Signs and symptoms of common football and futsal injuries
In a previous blog, we discussed common football and futsal injuries. Injuries have different presentations based on whether they are muscle/tendon, bone, ligaments, or a combination as seen in growing pain.
So what do these injuries look like?
Growing pains can occur from conditions called Osgoode-schlatters or Severs. This is very common in young athletes who are growing but also training and playing at a higher intensity. With Osgoode’s we will experience pain at the front of the shin just below the knee cap. While Severs is a similar presentation in young athletes within the heel that can be recreated by grasping the heel itself. This pain is due to the bones growing faster than the tendons which is why this is a more common injury when an athlete is going through a growth spurt.
Bone futsal Injuries
Bones can be damaged from hard contact with a player or the ground in the form of a broken bone, but can also be injured from overuse in the form of a stress fracture. Pain from bone injuries can present as dull or (more likely) sharp, and can be reproduced with either movement, touch, or with increased activity.

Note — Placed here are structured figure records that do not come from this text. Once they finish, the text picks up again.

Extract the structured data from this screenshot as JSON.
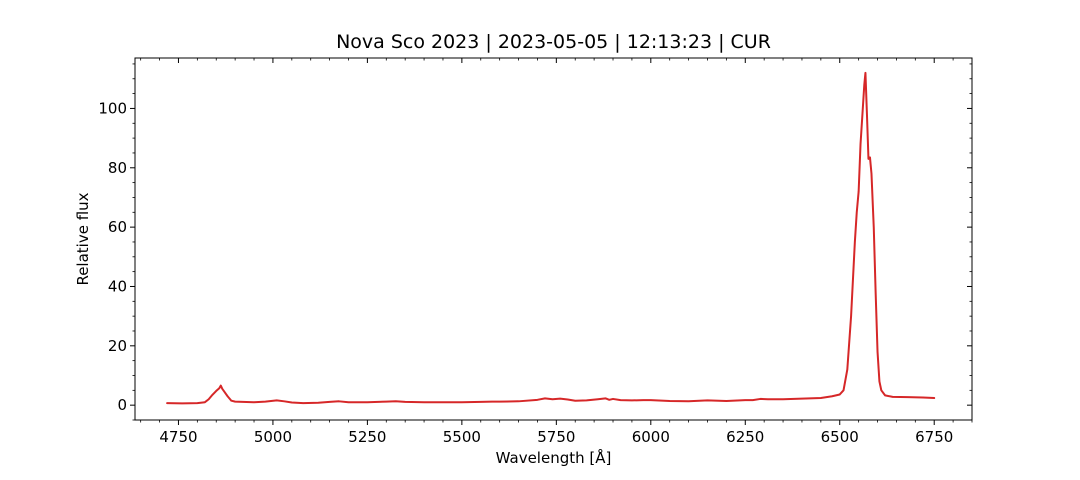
{
  "chart_data": {
    "type": "line",
    "title": "Nova Sco 2023 | 2023-05-05 | 12:13:23 | CUR",
    "xlabel": "Wavelength [Å]",
    "ylabel": "Relative flux",
    "xlim": [
      4635,
      6850
    ],
    "ylim": [
      -5,
      117
    ],
    "xticks": [
      4750,
      5000,
      5250,
      5500,
      5750,
      6000,
      6250,
      6500,
      6750
    ],
    "yticks": [
      0,
      20,
      40,
      60,
      80,
      100
    ],
    "grid": false,
    "series": [
      {
        "color": "#d62728",
        "x": [
          4720,
          4760,
          4800,
          4820,
          4830,
          4840,
          4850,
          4858,
          4862,
          4866,
          4870,
          4880,
          4890,
          4900,
          4920,
          4950,
          4980,
          5010,
          5030,
          5050,
          5080,
          5120,
          5150,
          5175,
          5200,
          5250,
          5300,
          5325,
          5350,
          5400,
          5450,
          5500,
          5550,
          5580,
          5600,
          5650,
          5700,
          5720,
          5740,
          5760,
          5780,
          5800,
          5830,
          5860,
          5880,
          5890,
          5900,
          5920,
          5950,
          5980,
          6000,
          6050,
          6100,
          6150,
          6200,
          6250,
          6270,
          6290,
          6310,
          6350,
          6400,
          6450,
          6480,
          6500,
          6510,
          6520,
          6530,
          6540,
          6545,
          6550,
          6555,
          6560,
          6565,
          6568,
          6572,
          6576,
          6580,
          6584,
          6590,
          6595,
          6600,
          6605,
          6610,
          6620,
          6640,
          6680,
          6720,
          6750
        ],
        "y": [
          0.7,
          0.6,
          0.7,
          1.0,
          2.0,
          3.5,
          4.8,
          5.7,
          6.6,
          5.5,
          4.8,
          3.0,
          1.5,
          1.2,
          1.1,
          1.0,
          1.2,
          1.6,
          1.3,
          0.9,
          0.7,
          0.8,
          1.1,
          1.3,
          1.0,
          1.0,
          1.2,
          1.3,
          1.1,
          1.0,
          1.0,
          1.0,
          1.1,
          1.2,
          1.2,
          1.3,
          1.8,
          2.3,
          2.0,
          2.2,
          1.9,
          1.5,
          1.6,
          2.0,
          2.3,
          1.8,
          2.1,
          1.7,
          1.6,
          1.7,
          1.7,
          1.4,
          1.3,
          1.6,
          1.4,
          1.7,
          1.7,
          2.1,
          2.0,
          2.0,
          2.2,
          2.4,
          3.0,
          3.6,
          5.0,
          12.0,
          30.0,
          55.0,
          65.0,
          72.0,
          88.0,
          98.0,
          108.0,
          112.0,
          98.0,
          83.0,
          83.5,
          78.0,
          60.0,
          38.0,
          18.0,
          8.0,
          5.0,
          3.3,
          2.8,
          2.7,
          2.6,
          2.4
        ]
      }
    ]
  }
}
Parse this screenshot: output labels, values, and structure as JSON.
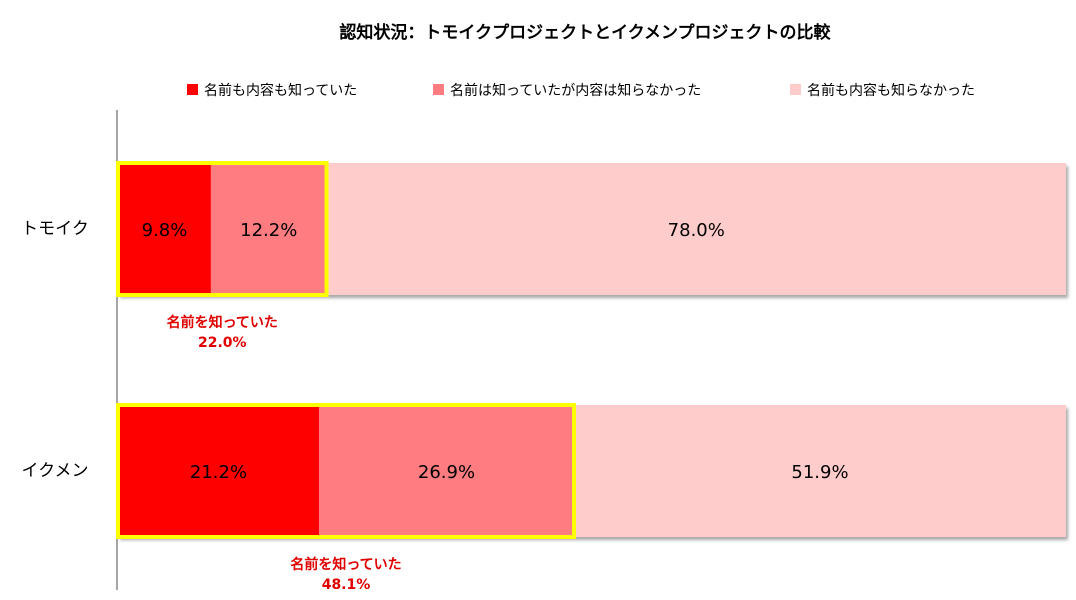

Muscles can be damaged from contact with other players, muscle tears or strains, or overuse which causes the tendon to take more stress. Muscle pains present with a dull ache and can hurt with touch or movement. Tendons can also be injured but are more likely to be caused from overuse. Pain from tendon injuries can be reproduced with movement or increased activity levels such as running or jumping.
Ligament football injuries
Ligament injuries can appear similar to muscle injuries and can occur from repeated stresses or contact with other players. Ligaments can be stretched or ruptured which can cause a sensation of instability within the joint. Pain can feel dull or a burning sensation based on the movement and will also have an increase in swelling within the joint.